Why is IBN not a Morita property? If a ring $R$ satisfies the property $P$, but the matrix rings $M_n(R)$ do not satisfy $P$, then $P$ is not a Morita property; that is the definition. 
But that is not fix this situation. I want to know the reason that Invariant Basis Number (IBN) is not a Morita property. (IBN means that $R^m=R^n$ implies $m=n$).
 A: Lam's Lectures on Rings and Modules (GTM 189, Springer-Verlag 1999) contains in the exercises an example attributed to George Bergman that shows that IBN is not a Morita invariant property (exercise 11, page 502). 
(Lam also mentions earlier in the book that Cohn's book, Free Rings and their Relations, contained an exercise asking the reader to prove that IBN was a Morita invariant property...)
Anyway, here's the sketch: Given a ring $R$, let $\mathcal{P}(R)$ be the monoid of isomorphism classes of finitely generated right $R$-modules under the direct sum operation. 
It can be shown (using coproducts) that there is a ring $R$ for which $\mathcal{P}(R)$ is generated as a monoid by $[R]$ and $[M],[N]$, together with the defining relations $[M]+[N]=[R]=[R]+[R]$. 

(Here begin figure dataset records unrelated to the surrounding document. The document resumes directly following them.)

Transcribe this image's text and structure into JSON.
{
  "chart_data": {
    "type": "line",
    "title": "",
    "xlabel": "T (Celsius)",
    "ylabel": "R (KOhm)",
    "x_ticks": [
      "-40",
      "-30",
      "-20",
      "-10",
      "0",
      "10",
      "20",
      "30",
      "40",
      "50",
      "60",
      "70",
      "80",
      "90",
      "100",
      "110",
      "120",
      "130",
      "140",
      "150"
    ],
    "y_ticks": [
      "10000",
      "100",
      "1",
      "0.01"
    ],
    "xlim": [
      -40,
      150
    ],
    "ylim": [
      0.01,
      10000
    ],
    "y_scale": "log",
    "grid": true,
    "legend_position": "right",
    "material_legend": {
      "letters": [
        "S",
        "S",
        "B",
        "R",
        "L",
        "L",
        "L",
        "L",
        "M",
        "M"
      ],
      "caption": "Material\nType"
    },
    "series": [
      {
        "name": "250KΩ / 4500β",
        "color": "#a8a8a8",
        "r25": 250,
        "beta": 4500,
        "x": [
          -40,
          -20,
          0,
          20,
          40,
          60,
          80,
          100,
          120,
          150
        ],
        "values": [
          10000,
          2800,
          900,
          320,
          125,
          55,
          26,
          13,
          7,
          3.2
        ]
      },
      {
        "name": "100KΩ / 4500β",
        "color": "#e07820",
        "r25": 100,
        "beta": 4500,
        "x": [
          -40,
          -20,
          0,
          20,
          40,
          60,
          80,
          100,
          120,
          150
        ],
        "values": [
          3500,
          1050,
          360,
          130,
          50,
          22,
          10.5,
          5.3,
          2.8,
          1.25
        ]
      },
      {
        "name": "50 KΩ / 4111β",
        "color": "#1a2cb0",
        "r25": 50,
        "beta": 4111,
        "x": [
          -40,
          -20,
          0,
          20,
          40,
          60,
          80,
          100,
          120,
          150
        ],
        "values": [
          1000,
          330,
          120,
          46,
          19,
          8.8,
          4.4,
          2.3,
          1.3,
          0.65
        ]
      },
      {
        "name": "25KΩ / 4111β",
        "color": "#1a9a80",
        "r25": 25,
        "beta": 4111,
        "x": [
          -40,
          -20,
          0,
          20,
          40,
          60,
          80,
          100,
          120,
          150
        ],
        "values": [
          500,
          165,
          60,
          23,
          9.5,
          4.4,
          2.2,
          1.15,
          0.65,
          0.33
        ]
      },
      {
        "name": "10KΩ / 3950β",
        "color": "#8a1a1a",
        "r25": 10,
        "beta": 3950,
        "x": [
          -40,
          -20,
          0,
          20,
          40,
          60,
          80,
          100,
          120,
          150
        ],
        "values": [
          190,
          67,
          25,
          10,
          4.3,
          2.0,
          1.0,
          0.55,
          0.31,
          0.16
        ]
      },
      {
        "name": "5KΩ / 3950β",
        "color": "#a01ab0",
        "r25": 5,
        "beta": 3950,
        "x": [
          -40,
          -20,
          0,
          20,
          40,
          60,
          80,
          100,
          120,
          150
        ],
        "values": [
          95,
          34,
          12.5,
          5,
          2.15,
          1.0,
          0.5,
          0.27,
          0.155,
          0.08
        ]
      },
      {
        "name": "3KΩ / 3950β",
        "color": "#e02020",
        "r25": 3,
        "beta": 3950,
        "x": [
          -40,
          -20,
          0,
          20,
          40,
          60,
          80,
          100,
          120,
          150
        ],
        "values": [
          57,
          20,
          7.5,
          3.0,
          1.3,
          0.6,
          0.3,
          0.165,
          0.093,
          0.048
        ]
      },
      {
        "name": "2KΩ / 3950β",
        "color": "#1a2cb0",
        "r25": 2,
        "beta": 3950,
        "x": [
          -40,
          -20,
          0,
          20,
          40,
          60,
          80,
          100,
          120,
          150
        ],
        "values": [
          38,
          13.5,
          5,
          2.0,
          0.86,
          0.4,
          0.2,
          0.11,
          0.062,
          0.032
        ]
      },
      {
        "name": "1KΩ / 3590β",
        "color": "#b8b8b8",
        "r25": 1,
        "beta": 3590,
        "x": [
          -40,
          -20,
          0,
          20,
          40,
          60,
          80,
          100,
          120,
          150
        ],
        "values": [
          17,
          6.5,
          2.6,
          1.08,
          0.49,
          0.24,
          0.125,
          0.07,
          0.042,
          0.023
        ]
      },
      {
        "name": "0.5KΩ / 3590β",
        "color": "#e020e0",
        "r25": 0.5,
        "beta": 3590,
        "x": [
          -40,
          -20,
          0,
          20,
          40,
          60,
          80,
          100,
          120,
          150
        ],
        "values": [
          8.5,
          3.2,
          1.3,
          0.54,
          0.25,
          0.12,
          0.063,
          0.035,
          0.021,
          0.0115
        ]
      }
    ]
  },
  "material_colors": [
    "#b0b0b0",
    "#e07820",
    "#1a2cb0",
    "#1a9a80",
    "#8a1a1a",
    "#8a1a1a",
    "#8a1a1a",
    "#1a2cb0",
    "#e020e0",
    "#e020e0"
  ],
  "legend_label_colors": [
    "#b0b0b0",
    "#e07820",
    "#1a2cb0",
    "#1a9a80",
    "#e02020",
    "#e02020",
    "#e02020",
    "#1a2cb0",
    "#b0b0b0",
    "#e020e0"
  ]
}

Assuming this holds, $S = \mathrm{End}_R(M\oplus N)$ is Morita equivalent to $R$ and has IBN, but $R$ does not (since $R\cong R\oplus R$). To show that $S$ has IBN, the suggestion is to use the following exercise:

Let $S=\mathrm{End}(P_R)$, where $P_R$ is a progenerator over the ring $R$; then $S$ has IBN if and only if $P^n\cong P^m$ as right $R$-modules implies $n=m$.